Department of Electrical Engineering, University of Engineering and Technology, Peshawar, Pakistan.
Intelligent Information Processing Lab, National Center of Artificial Intelligence, University of Engineering and Technology, Peshawar, Pakistan.
PLoS One. 2024 Mar 28;19(3):e0300444. doi: 10.1371/journal.pone.0300444. eCollection 2024.

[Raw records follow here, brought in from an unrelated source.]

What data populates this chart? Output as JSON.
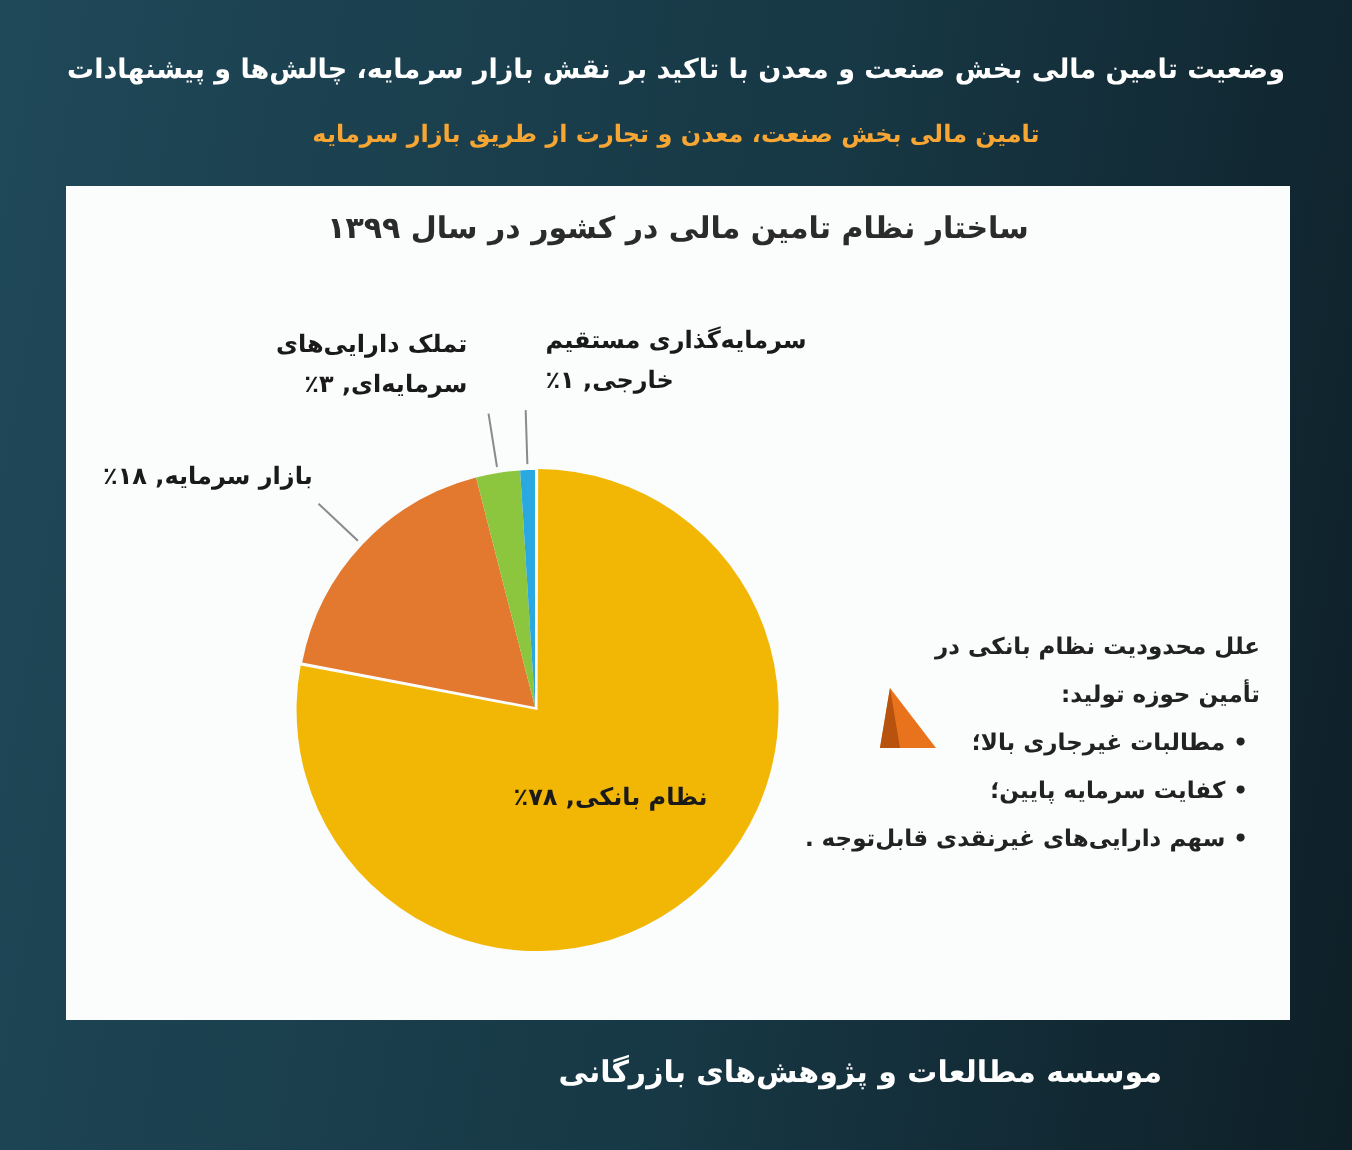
{
  "chart_data": {
    "type": "pie",
    "title": "وضعیت تامین مالی بخش صنعت و معدن با تاکید بر نقش بازار سرمایه، چالش‌ها و پیشنهادات",
    "subtitle": "تامین مالی بخش صنعت، معدن و تجارت از طریق بازار سرمایه",
    "categories": [
      "نظام بانکی",
      "بازار سرمایه",
      "تملک دارایی‌های سرمایه‌ای",
      "سرمایه‌گذاری مستقیم خارجی"
    ],
    "values": [
      78,
      18,
      3,
      1
    ],
    "colors": [
      "#f2b705",
      "#e3782f",
      "#8cc63f",
      "#2aa8e0"
    ],
    "value_labels": [
      "۷۸٪",
      "۱۸٪",
      "۳٪",
      "۱٪"
    ],
    "annotations": [
      "ساختار نظام تامین مالی در کشور در سال ۱۳۹۹",
      "علل محدودیت نظام بانکی در تأمین حوزه تولید:",
      "• مطالبات غیرجاری بالا؛",
      "• کفایت سرمایه پایین؛",
      "• سهم دارایی‌های غیرنقدی قابل‌توجه .",
      "موسسه مطالعات و پژوهش‌های بازرگانی"
    ]
  }
}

This paper presents a novel sound event detection (SED) system for rare events occurring in an open environment. Wavelet multiresolution analysis (MRA) is used to decompose the input audio clip of 30 seconds into five levels. Wavelet denoising is then applied on the third and fifth levels of MRA to filter out the background. Significant transitions, which may represent the onset of a rare event, are then estimated in these two levels by combining the peak-finding algorithm with the K-medoids clustering algorithm. The small portions of one-second duration, called 'chunks' are cropped from the input audio signal corresponding to the estimated locations of the significant transitions. Features from these chunks are extracted by the wavelet scattering network (WSN) and are given as input to a support vector machine (SVM) classifier, which classifies them. The proposed SED framework produces an error rate comparable to the SED systems based on convolutional neural network (CNN) architecture. Also, the proposed algorithm is computationally efficient and lightweight as compared to deep learning models, as it has no learnable parameter. It requires only a single epoch of training, which is 5, 10, 200, and 600 times lesser than the models based on CNNs and deep neural networks (DNNs), CNN with long short-term memory (LSTM) network, convolutional recurrent neural network (CRNN), and CNN respectively. The proposed model neither requires concatenation with previous frames for anomaly detection nor any additional training data creation needed for other comparative deep learning models. It needs to check almost 360 times fewer chunks for the presence of rare events than the other baseline systems used for comparison in this paper. All these characteristics make the proposed system suitable for real-time applications on resource-limited devices.
本文提出了一种新颖的用于开放环境中罕见事件检测(SED)的系统。小波多分辨率分析(MRA)用于将 30 秒的输入音频剪辑分解为五个级别。然后,在 MRA 的第三级和第五级应用小波去噪来过滤背景。通过将峰值查找算法与 K-均值聚类算法相结合,在这两个级别中估计可能表示罕见事件开始的显著转换。然后,从输入音频信号中对应于估计的显著转换位置的一小部分,持续时间为 1 秒的部分,称为“块”。从这些块中提取特征,由小波散射网络(WSN)提取,并作为输入提供给支持向量机(SVM)分类器,对其进行分类。所提出的 SED 框架产生的错误率可与基于卷积神经网络(CNN)架构的 SED 系统相媲美。此外,与深度学习模型相比,所提出的算法在计算上更有效且更轻量级,因为它没有可学习的参数。它只需要一个训练的单个时期,这比基于 CNN 和深度神经网络(DNN)、具有长短期记忆(LSTM)网络的 CNN、卷积递归神经网络(CRNN)和 CNN 的模型分别少 5、10、200 和 600 倍。所提出的模型既不需要为异常检测与前一帧拼接,也不需要为其他比较的深度学习模型创建额外的训练数据。与本文用于比较的其他基线系统相比,它需要检查罕见事件存在的块数几乎少 360 倍。所有这些特性使得所提出的系统适合在资源有限的设备上进行实时应用。